Reichsschatzamt, die oberste, 1879 von dem Reichskanzleramt getrennte Finanzverwaltungsbehörde des Deutschen Reichs, an deren Spitze ein Staatssekretär steht. Zum Ressort des R. gehören insbesondere die Vorbereitung des Reichshaushaltsetats, das Kassen- und Rechnungswesen sowie die Münz-, Reichspapiergeld- und Reichsschuldenangelegenheiten. Unter der Verwaltung des R. steht auch die Reichshauptkasse und der Reichskriegsschatz (s. Kriegsschatz).

Reichsschluß, s. Reichstag.

Reichsschuldbuch, Deutsches, s. Einschreibesystem.

Reichsschuldenkommission, eine Kommission, die aus drei Mitgliedern des Bundesrats, drei Mitgliedern des Reichstags und dem Präsidenten des Rechnungshofs des Deutschen Reichs besteht und die Aufsicht führt über die Reichsschuldenverwaltung. Die R., der von der Reichsschuldenverwaltung (s. d.) alle Monats- und Jahresabschlüsse sowohl über Verzinsung als Tilgung der Reichsschulden einzureichen sind, hat mindestens einmal halbjährlich eine Revision vorzunehmen und darüber dem Bundesrat und Reichstag Bericht zu erstatten. Die R. hat außerdem die Aufsicht über die Verwaltung des Reichskriegsschatzes, des Reichsinvalidenfonds und des Reichstagsgebäudefonds sowie die Kontrolle über die An- und Ausfertigung, Einziehung und Vernichtung der Banknoten der Reichsbank, zu welchem Zweck sie durch ein vom Kaiser ernanntes Mitglied verstärkt wird.

Reichsschuldenverwaltung, eine von der allgemeinen Reichsfinanzverwaltung abgesonderte, selbständige Behörde zur Verwaltung der Reichsschulden (s. Deutschland und Deutsches Reich, Bd. 5, S. 152 b), die der preuß. Hauptverwaltung der Staatsschulden übertragen ist. Sie besteht aus einem Präsidenten und vier Räten und steht unter Aufsicht der Reichsschuldenkommission (s. d.). Die oberste Leitung steht dem Reichskanzler zu. Die Funktionen der R. sind: 1) Konvertierung von Schuldverschreibungen; 2) Verwaltung der Passivkapitalien des Reichs sowie der Verzinsungs-, Betriebs- und Tilgungsfonds; 3) Anfertigung, Ausgabe und Wiedereinziehung der Reichsschuldverschreibungen, einschließlich der Schatzanweisungen; 4) Einregistrierung von Reichsgarantien.

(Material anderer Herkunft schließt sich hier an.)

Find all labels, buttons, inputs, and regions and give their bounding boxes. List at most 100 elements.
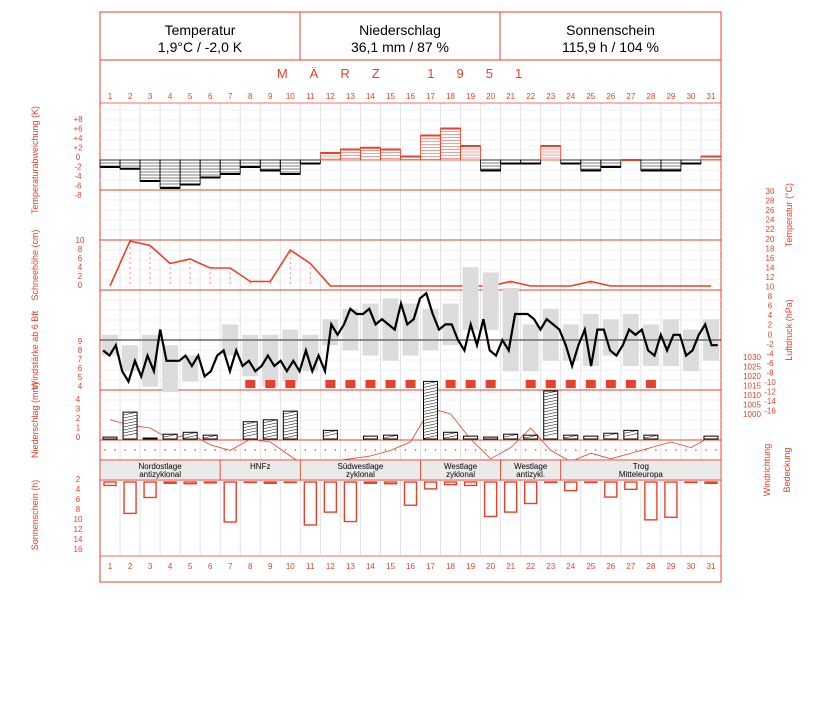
precip-hatch: [122, 414, 138, 419]
precip-bar: [703, 435, 719, 440]
precip-hatch: [503, 433, 518, 438]
precip-hatch: [543, 417, 558, 422]
temp-right-tick: 0: [768, 330, 773, 339]
precip-hatch: [563, 434, 578, 439]
day-label-top: 25: [586, 92, 595, 101]
wind-marker: [365, 380, 376, 388]
wind-tick: 8: [78, 346, 83, 355]
sunshine-bar: [323, 481, 338, 513]
day-label-top: 8: [248, 92, 253, 101]
wind-marker: [285, 380, 296, 388]
precip-bar: [463, 435, 479, 440]
temp-range-bar: [422, 308, 439, 351]
precip-hatch: [283, 425, 298, 430]
temp-right-tick: -16: [764, 407, 776, 416]
snow-dot: [289, 272, 291, 274]
temp-right-tick: 4: [768, 311, 773, 320]
wind-direction-dot: [104, 449, 106, 451]
temp-range-bar: [122, 345, 139, 372]
temp-range-bar: [362, 303, 379, 356]
snow-dot: [289, 267, 291, 269]
temp-right-tick: 14: [766, 263, 775, 272]
precip-hatch: [423, 402, 438, 406]
day-label-bottom: 26: [606, 562, 615, 571]
snow-depth-line: [109, 240, 711, 287]
precip-hatch: [423, 405, 438, 409]
precip-title: Niederschlag: [359, 22, 441, 38]
day-label-top: 1: [108, 92, 113, 101]
day-label-bottom: 31: [707, 562, 716, 571]
precip-tick: 3: [76, 405, 81, 414]
precip-bar: [563, 434, 579, 440]
wind-direction-dot: [134, 449, 136, 451]
precip-bar: [523, 434, 539, 440]
wind-direction-dot: [114, 449, 116, 451]
sunshine-bar: [503, 481, 518, 513]
snow-dot: [149, 262, 151, 264]
day-label-top: 18: [446, 92, 455, 101]
wind-direction-dot: [454, 449, 457, 451]
sunshine-bar: [604, 481, 618, 498]
weather-type-label: Westlage: [444, 462, 478, 471]
wind-direction-dot: [434, 449, 437, 451]
sunshine-tick: 10: [74, 515, 83, 524]
precip-hatch: [323, 433, 338, 437]
temp-right-tick: 10: [766, 283, 775, 292]
snow-dot: [129, 257, 131, 259]
temp-right-tick: -8: [766, 368, 774, 377]
day-label-bottom: 23: [546, 562, 555, 571]
pressure-tick: 1000: [743, 410, 761, 419]
day-label-bottom: 19: [466, 562, 475, 571]
precip-bar: [142, 437, 158, 440]
day-label-top: 12: [326, 92, 335, 101]
wind-direction-dot: [204, 449, 206, 451]
wind-marker: [445, 380, 456, 388]
precip-hatch: [543, 405, 558, 410]
sunshine-tick: 16: [74, 545, 83, 554]
temp-range-bar: [342, 308, 359, 351]
sunshine-bar: [143, 481, 157, 499]
day-label-bottom: 24: [566, 562, 575, 571]
day-label-bottom: 29: [666, 562, 675, 571]
precip-hatch: [383, 434, 398, 439]
snow-dot: [129, 267, 131, 269]
snow-dot: [149, 252, 151, 254]
temp-right-tick: 30: [766, 187, 775, 196]
day-label-top: 5: [188, 92, 193, 101]
precip-hatch: [283, 416, 298, 421]
precip-tick: 4: [76, 395, 81, 404]
day-label-top: 22: [526, 92, 535, 101]
precip-hatch: [543, 423, 558, 428]
precip-hatch: [423, 387, 438, 391]
snow-dot: [129, 272, 131, 274]
day-label-top: 15: [386, 92, 395, 101]
precip-hatch: [543, 393, 558, 398]
precip-bar: [543, 390, 559, 440]
weather-type-label: Nordostlage: [139, 462, 183, 471]
wind-direction-dot: [655, 449, 657, 451]
sunshine-bar: [443, 481, 458, 486]
day-label-top: 13: [346, 92, 355, 101]
wind-direction-dot: [534, 449, 537, 451]
wind-marker: [265, 380, 276, 388]
precip-hatch: [263, 425, 278, 430]
snow-dot: [189, 262, 191, 264]
wind-direction-dot: [324, 449, 327, 451]
temp-range-bar: [242, 334, 259, 377]
snow-dot: [129, 277, 131, 279]
wind-marker: [485, 380, 496, 388]
wind-direction-dot: [334, 449, 337, 451]
wind-direction-dot: [174, 449, 176, 451]
temp-right-tick: -6: [766, 359, 774, 368]
wind-direction-dot: [584, 449, 587, 451]
day-label-bottom: 11: [306, 562, 315, 571]
day-label-bottom: 25: [586, 562, 595, 571]
snow-dot: [149, 277, 151, 279]
weather-type-label: Südwestlage: [338, 462, 384, 471]
precip-hatch: [243, 427, 258, 431]
wind-direction-dot: [705, 449, 707, 451]
snow-dot: [289, 262, 291, 264]
temp-range-bar: [482, 272, 499, 330]
sun-value: 115,9 h / 104 %: [561, 39, 660, 55]
sunshine-bar: [263, 481, 277, 484]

Reichsschulkommission, hat den Zweck, die einheitliche Gestaltung der Vorbildung für den Einjährig-Freiwilligendienst zu überwachen und ihr Gutachten abzugeben über Anträge von Lehranstalten auf Erteilung der Fähigkeit, Berechtigungsscheine auszustellen. Sie besteht aus einem vom Reichskanzler ernannten Vorsitzenden und sechs Mitgliedern, von denen je eins die vier Königreiche, die übrigen zwei die übrigen Einzelstaaten nach bestimmter Reihenfolge ernennen.

Reichsstaatsrecht, s. Öffentliches Recht.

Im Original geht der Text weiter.